Outra pista de que a dupla Alberto/Cristina deve vencer as eleições é que há mais de uma semana não há divulgação de qualquer pesquisa de intenção de voto no país.

As empresas e os jornais tradicionais da região – Clarín e La Nacion – passaram a semana publicando possíveis efeitos negativos na economia numa eventual vitória da chapa Frente de Todos, que conta com 20 partidos e entidades, uniu o peronismo e se consolidou com o maior e mais heterogêneo arco de aliança da política recente argentina.

Nos últimos dias de campanha, o atual presidente voltou a tentar convencer os eleitores pela via do medo, ligando uma eventual volta de Fernandez ao retorno do kirchnerismo ao poder:

– Somos uma maioria que passou muitos anos em silêncio, com medo, olhando para a política de longe, pensando que nada ia mudar, e deixamos um espaço enorme que acabou nas mãos de pessoas que pensavam que eram donas do Estado e queriam ir por tudo e até por nossa liberdade”, disse em Buenos Aires.

Após as primárias revelarem uma grande diferença entre Fernandez e Macri, o discurso do presidente passou a ser ainda mais agressivo.

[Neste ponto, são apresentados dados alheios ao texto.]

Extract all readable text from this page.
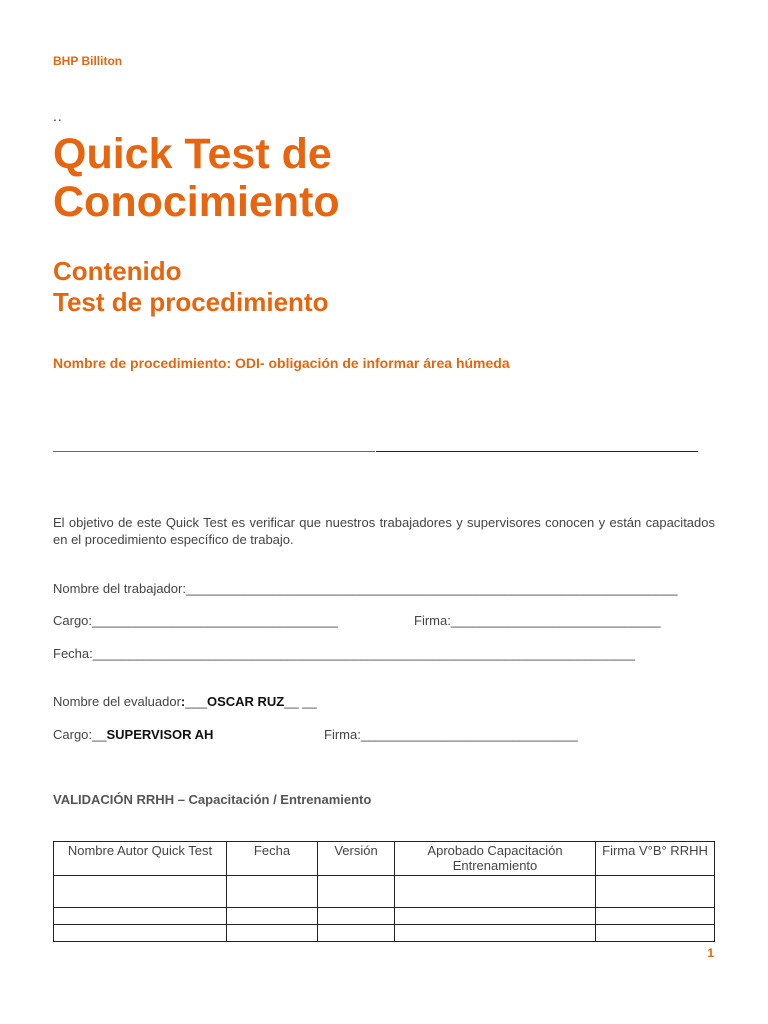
BHP Billiton
..
Quick Test de
Conocimiento
Contenido
Test de procedimiento
Nombre de procedimiento: ODI- obligación de informar área húmeda
El objetivo de este Quick Test es verificar que nuestros trabajadores y supervisores conocen y están capacitados en el procedimiento específico de trabajo.
Nombre del trabajador:____________________________________________________________________
Cargo:__________________________________	Firma:_____________________________
Fecha:___________________________________________________________________________
Nombre del evaluador:___OSCAR RUZ__ __
Cargo:__SUPERVISOR AH	Firma:______________________________
VALIDACIÓN RRHH – Capacitación / Entrenamiento
Nombre Autor Quick Test	Fecha	Versión	Aprobado Capacitación Entrenamiento	Firma V°B° RRHH

1
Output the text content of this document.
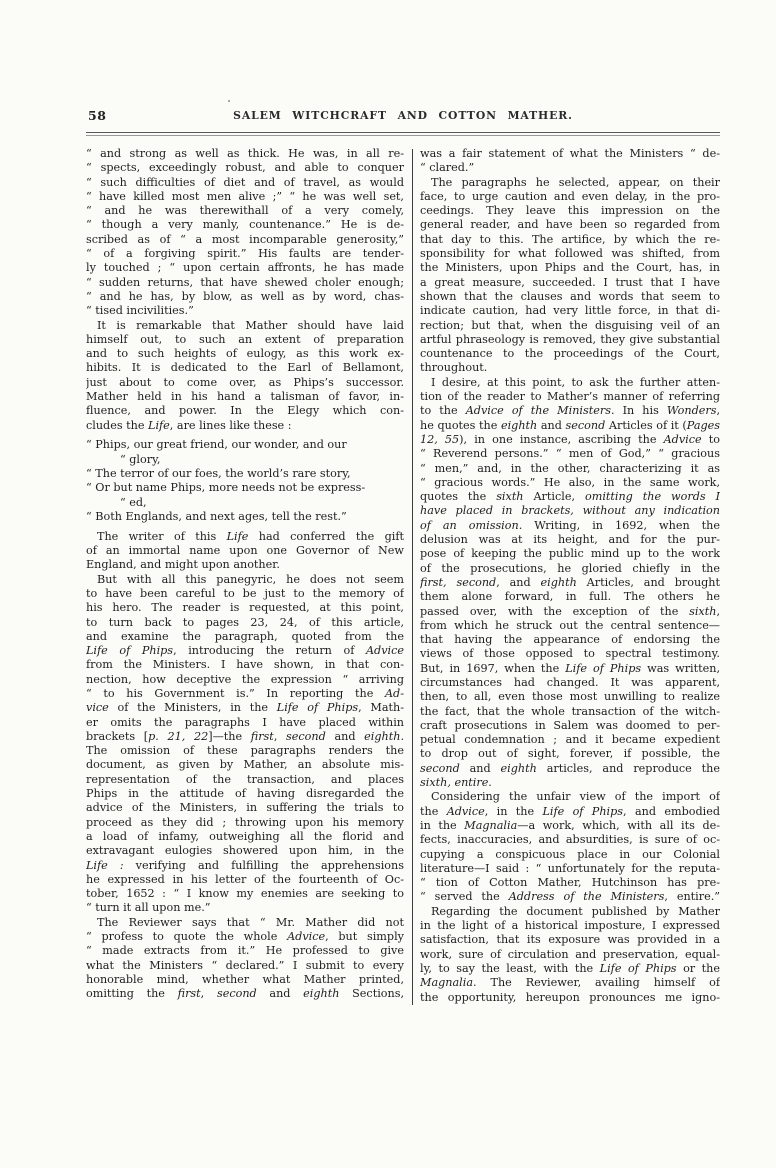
58	SALEM WITCHCRAFT AND COTTON MATHER.
“ and strong as well as thick. He was, in all re-
“ spects, exceedingly robust, and able to conquer
“ such difficulties of diet and of travel, as would
“ have killed most men alive ;” “ he was well set,
“ and he was therewithall of a very comely,
“ though a very manly, countenance.” He is de-
scribed as of “ a most incomparable generosity,”
“ of a forgiving spirit.” His faults are tender-
ly touched ; “ upon certain affronts, he has made
“ sudden returns, that have shewed choler enough;
“ and he has, by blow, as well as by word, chas-
“ tised incivilities.”
It is remarkable that Mather should have laid
himself out, to such an extent of preparation
and to such heights of eulogy, as this work ex-
hibits. It is dedicated to the Earl of Bellamont,
just about to come over, as Phips’s successor.
Mather held in his hand a talisman of favor, in-
fluence, and power. In the Elegy which con-
cludes the Life, are lines like these :
“ Phips, our great friend, our wonder, and our
“ glory,
“ The terror of our foes, the world’s rare story,
“ Or but name Phips, more needs not be express-
“ ed,
“ Both Englands, and next ages, tell the rest.”
The writer of this Life had conferred the gift
of an immortal name upon one Governor of New
England, and might upon another.
But with all this panegyric, he does not seem
to have been careful to be just to the memory of
his hero. The reader is requested, at this point,
to turn back to pages 23, 24, of this article,
and examine the paragraph, quoted from the
Life of Phips, introducing the return of Advice
from the Ministers. I have shown, in that con-
nection, how deceptive the expression “ arriving
“ to his Government is.” In reporting the Ad-
vice of the Ministers, in the Life of Phips, Math-
er omits the paragraphs I have placed within
brackets [p. 21, 22]—the first, second and eighth.
The omission of these paragraphs renders the
document, as given by Mather, an absolute mis-
representation of the transaction, and places
Phips in the attitude of having disregarded the
advice of the Ministers, in suffering the trials to
proceed as they did ; throwing upon his memory
a load of infamy, outweighing all the florid and
extravagant eulogies showered upon him, in the
Life : verifying and fulfilling the apprehensions
he expressed in his letter of the fourteenth of Oc-
tober, 1652 : “ I know my enemies are seeking to
“ turn it all upon me.”
The Reviewer says that “ Mr. Mather did not
“ profess to quote the whole Advice, but simply
“ made extracts from it.” He professed to give
what the Ministers “ declared.” I submit to every
honorable mind, whether what Mather printed,
omitting the first, second and eighth Sections,
was a fair statement of what the Ministers “ de-
“ clared.”
The paragraphs he selected, appear, on their
face, to urge caution and even delay, in the pro-
ceedings. They leave this impression on the
general reader, and have been so regarded from
that day to this. The artifice, by which the re-
sponsibility for what followed was shifted, from
the Ministers, upon Phips and the Court, has, in
a great measure, succeeded. I trust that I have
shown that the clauses and words that seem to
indicate caution, had very little force, in that di-
rection; but that, when the disguising veil of an
artful phraseology is removed, they give substantial
countenance to the proceedings of the Court,
throughout.
I desire, at this point, to ask the further atten-
tion of the reader to Mather’s manner of referring
to the Advice of the Ministers. In his Wonders,
he quotes the eighth and second Articles of it (Pages
12, 55), in one instance, ascribing the Advice to
“ Reverend persons.” “ men of God,” “ gracious
“ men,” and, in the other, characterizing it as
“ gracious words.” He also, in the same work,
quotes the sixth Article, omitting the words I
have placed in brackets, without any indication
of an omission. Writing, in 1692, when the
delusion was at its height, and for the pur-
pose of keeping the public mind up to the work
of the prosecutions, he gloried chiefly in the
first, second, and eighth Articles, and brought
them alone forward, in full. The others he
passed over, with the exception of the sixth,
from which he struck out the central sentence—
that having the appearance of endorsing the
views of those opposed to spectral testimony.
But, in 1697, when the Life of Phips was written,
circumstances had changed. It was apparent,
then, to all, even those most unwilling to realize
the fact, that the whole transaction of the witch-
craft prosecutions in Salem was doomed to per-
petual condemnation ; and it became expedient
to drop out of sight, forever, if possible, the
second and eighth articles, and reproduce the
sixth, entire.
Considering the unfair view of the import of
the Advice, in the Life of Phips, and embodied
in the Magnalia—a work, which, with all its de-
fects, inaccuracies, and absurdities, is sure of oc-
cupying a conspicuous place in our Colonial
literature—I said : “ unfortunately for the reputa-
“ tion of Cotton Mather, Hutchinson has pre-
“ served the Address of the Ministers, entire.”
Regarding the document published by Mather
in the light of a historical imposture, I expressed
satisfaction, that its exposure was provided in a
work, sure of circulation and preservation, equal-
ly, to say the least, with the Life of Phips or the
Magnalia. The Reviewer, availing himself of
the opportunity, hereupon pronounces me igno-
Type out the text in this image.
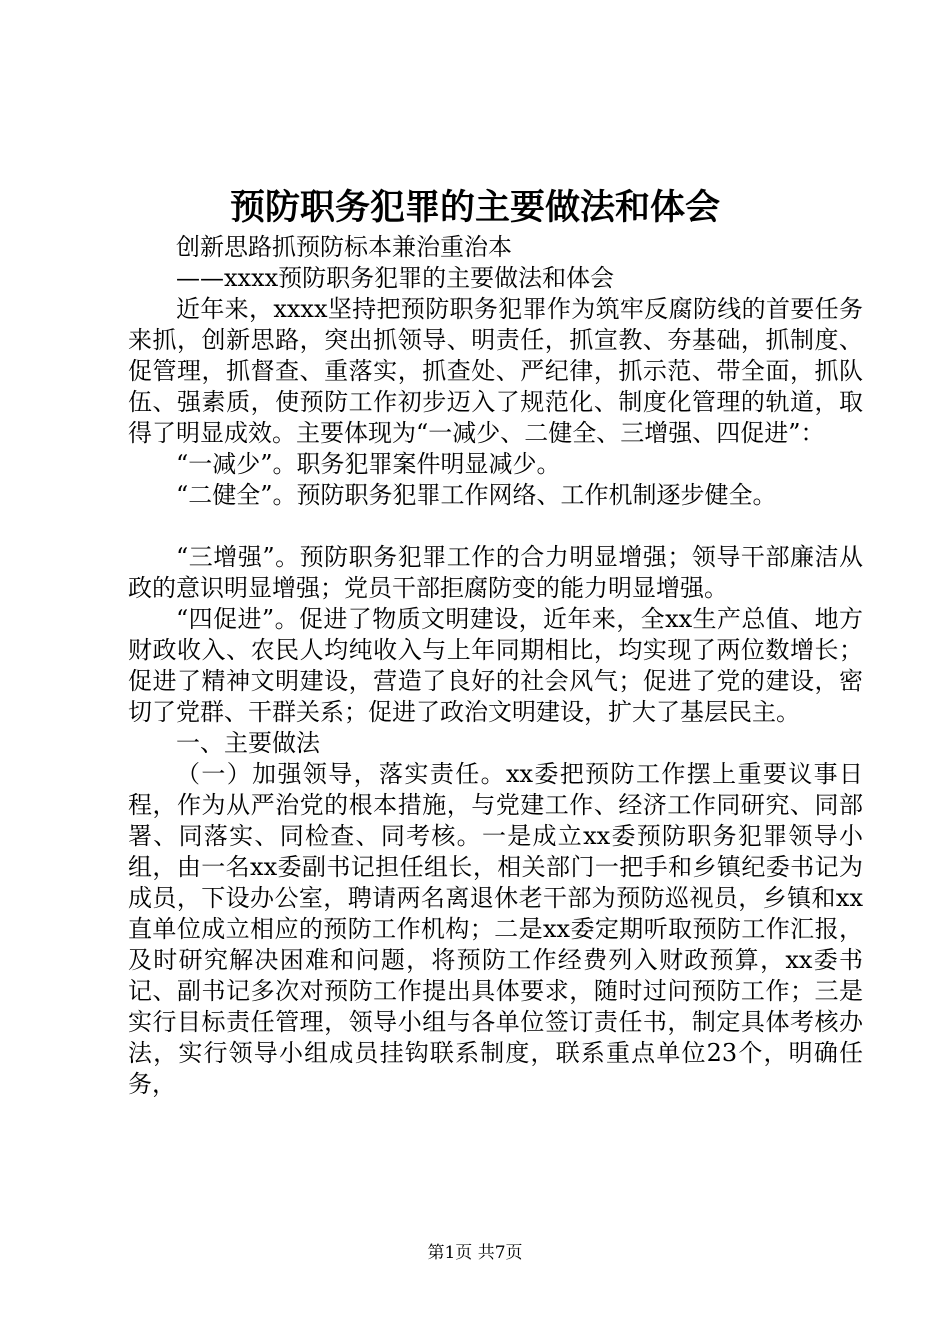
预防职务犯罪的主要做法和体会

创新思路抓预防标本兼治重治本

——xxxx预防职务犯罪的主要做法和体会

近年来，xxxx坚持把预防职务犯罪作为筑牢反腐防线的首要任务来抓，创新思路，突出抓领导、明责任，抓宣教、夯基础，抓制度、促管理，抓督查、重落实，抓查处、严纪律，抓示范、带全面，抓队伍、强素质，使预防工作初步迈入了规范化、制度化管理的轨道，取得了明显成效。主要体现为“一减少、二健全、三增强、四促进”：

“一减少”。职务犯罪案件明显减少。

“二健全”。预防职务犯罪工作网络、工作机制逐步健全。

“三增强”。预防职务犯罪工作的合力明显增强；领导干部廉洁从政的意识明显增强；党员干部拒腐防变的能力明显增强。

“四促进”。促进了物质文明建设，近年来，全xx生产总值、地方财政收入、农民人均纯收入与上年同期相比，均实现了两位数增长；促进了精神文明建设，营造了良好的社会风气；促进了党的建设，密切了党群、干群关系；促进了政治文明建设，扩大了基层民主。

一、主要做法

（一）加强领导，落实责任。xx委把预防工作摆上重要议事日程，作为从严治党的根本措施，与党建工作、经济工作同研究、同部署、同落实、同检查、同考核。一是成立xx委预防职务犯罪领导小组，由一名xx委副书记担任组长，相关部门一把手和乡镇纪委书记为成员，下设办公室，聘请两名离退休老干部为预防巡视员，乡镇和xx直单位成立相应的预防工作机构；二是xx委定期听取预防工作汇报，及时研究解决困难和问题，将预防工作经费列入财政预算，xx委书记、副书记多次对预防工作提出具体要求，随时过问预防工作；三是实行目标责任管理，领导小组与各单位签订责任书，制定具体考核办法，实行领导小组成员挂钩联系制度，联系重点单位23个，明确任务，

第1页 共7页
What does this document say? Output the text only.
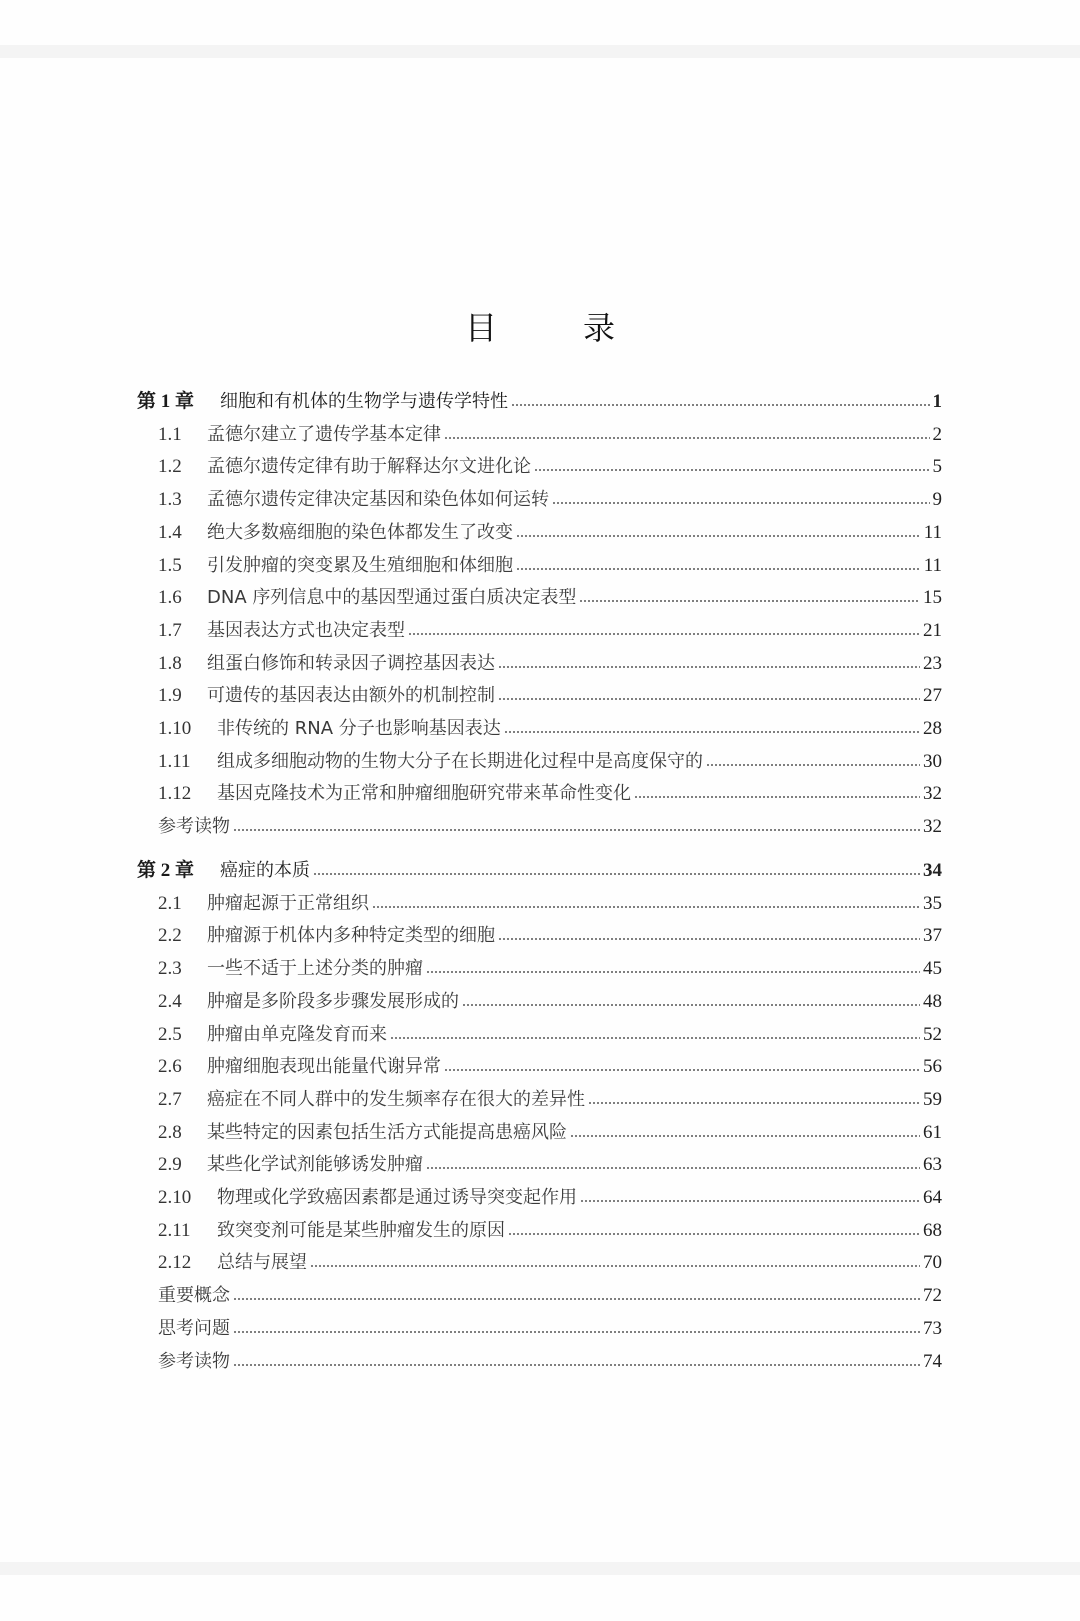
目	录
第 1 章	细胞和有机体的生物学与遗传学特性	1
1.1	孟德尔建立了遗传学基本定律	2
1.2	孟德尔遗传定律有助于解释达尔文进化论	5
1.3	孟德尔遗传定律决定基因和染色体如何运转	9
1.4	绝大多数癌细胞的染色体都发生了改变	11
1.5	引发肿瘤的突变累及生殖细胞和体细胞	11
1.6	DNA 序列信息中的基因型通过蛋白质决定表型	15
1.7	基因表达方式也决定表型	21
1.8	组蛋白修饰和转录因子调控基因表达	23
1.9	可遗传的基因表达由额外的机制控制	27
1.10	非传统的 RNA 分子也影响基因表达	28
1.11	组成多细胞动物的生物大分子在长期进化过程中是高度保守的	30
1.12	基因克隆技术为正常和肿瘤细胞研究带来革命性变化	32
参考读物	32
第 2 章	癌症的本质	34
2.1	肿瘤起源于正常组织	35
2.2	肿瘤源于机体内多种特定类型的细胞	37
2.3	一些不适于上述分类的肿瘤	45
2.4	肿瘤是多阶段多步骤发展形成的	48
2.5	肿瘤由单克隆发育而来	52
2.6	肿瘤细胞表现出能量代谢异常	56
2.7	癌症在不同人群中的发生频率存在很大的差异性	59
2.8	某些特定的因素包括生活方式能提高患癌风险	61
2.9	某些化学试剂能够诱发肿瘤	63
2.10	物理或化学致癌因素都是通过诱导突变起作用	64
2.11	致突变剂可能是某些肿瘤发生的原因	68
2.12	总结与展望	70
重要概念	72
思考问题	73
参考读物	74
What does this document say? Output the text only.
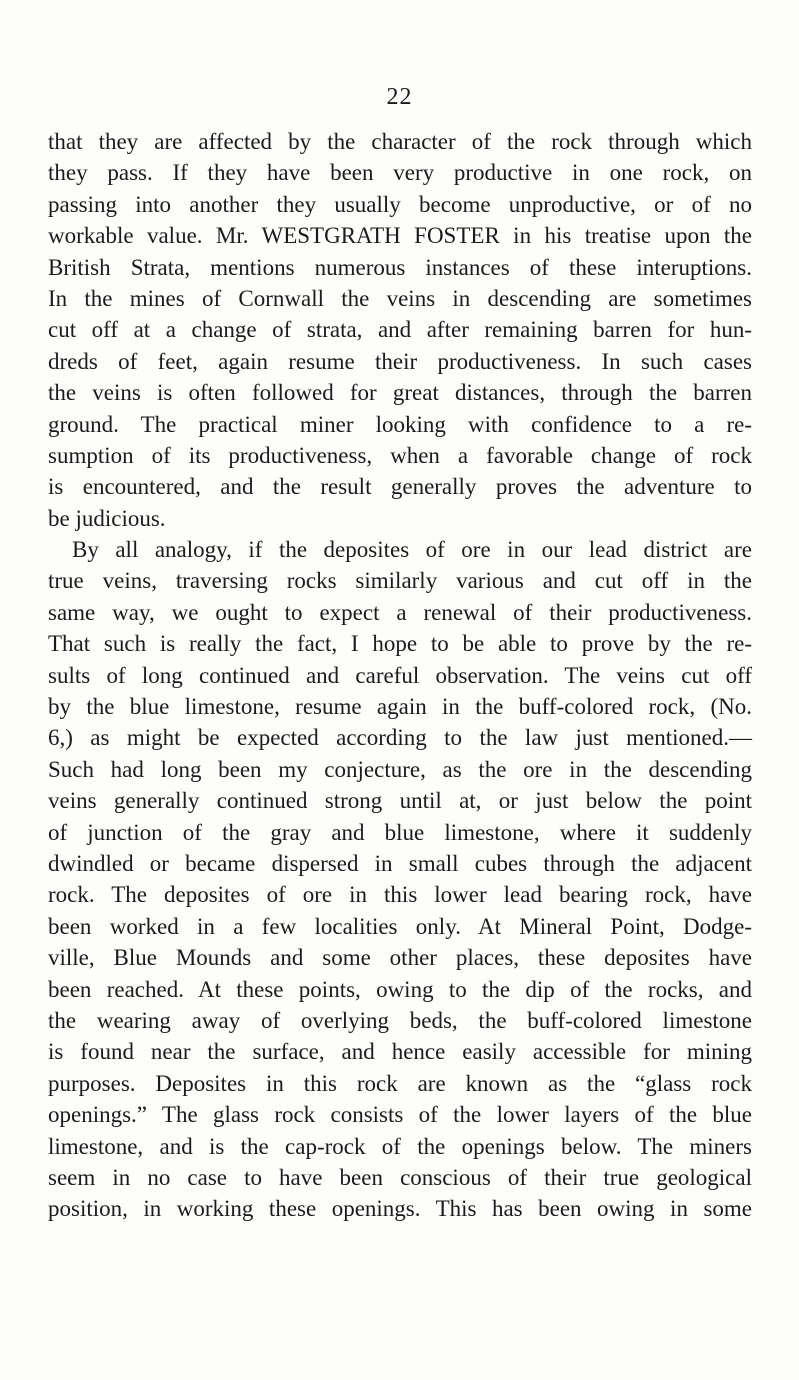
22
that they are affected by the character of the rock through which
they pass. If they have been very productive in one rock, on
passing into another they usually become unproductive, or of no
workable value. Mr. WESTGRATH FOSTER in his treatise upon the
British Strata, mentions numerous instances of these interuptions.
In the mines of Cornwall the veins in descending are sometimes
cut off at a change of strata, and after remaining barren for hun-
dreds of feet, again resume their productiveness. In such cases
the veins is often followed for great distances, through the barren
ground. The practical miner looking with confidence to a re-
sumption of its productiveness, when a favorable change of rock
is encountered, and the result generally proves the adventure to
be judicious.
By all analogy, if the deposites of ore in our lead district are
true veins, traversing rocks similarly various and cut off in the
same way, we ought to expect a renewal of their productiveness.
That such is really the fact, I hope to be able to prove by the re-
sults of long continued and careful observation. The veins cut off
by the blue limestone, resume again in the buff-colored rock, (No.
6,) as might be expected according to the law just mentioned.—
Such had long been my conjecture, as the ore in the descending
veins generally continued strong until at, or just below the point
of junction of the gray and blue limestone, where it suddenly
dwindled or became dispersed in small cubes through the adjacent
rock. The deposites of ore in this lower lead bearing rock, have
been worked in a few localities only. At Mineral Point, Dodge-
ville, Blue Mounds and some other places, these deposites have
been reached. At these points, owing to the dip of the rocks, and
the wearing away of overlying beds, the buff-colored limestone
is found near the surface, and hence easily accessible for mining
purposes. Deposites in this rock are known as the “glass rock
openings.” The glass rock consists of the lower layers of the blue
limestone, and is the cap-rock of the openings below. The miners
seem in no case to have been conscious of their true geological
position, in working these openings. This has been owing in some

O vice dele, Angel Pichetto, é um peronista conhecido por discurso xenófobos e racistas.

Até uma declaração recente do presidente brasileiro Jair Bolsonaro no Japão sobre um possível boicote a Argentina no Mercosul em caso de vitória da chapa peronista foi usada para amedrontar o povo.

Em conversa com argentinos e jornalistas brasileiros que moram em Buenos Aires, dá para perceber que a estratégia de usar Bolsonaro na eleição foi um tiro no pé.

O povo argentino tem um histórico de valorização dos Direitos Humanos, muito em razão do trauma e das cicatrizes herdadas da ditadura militar que, segundo entidades e movimentos sociais, resultou em mais de 30 mil pessoas mortas ou desaparecidas.

Logo após a primeira visita do presidente brasileiro a Argentina durante a campanha eleitoral, as pesquisas registraram perda de eleitores por Macri.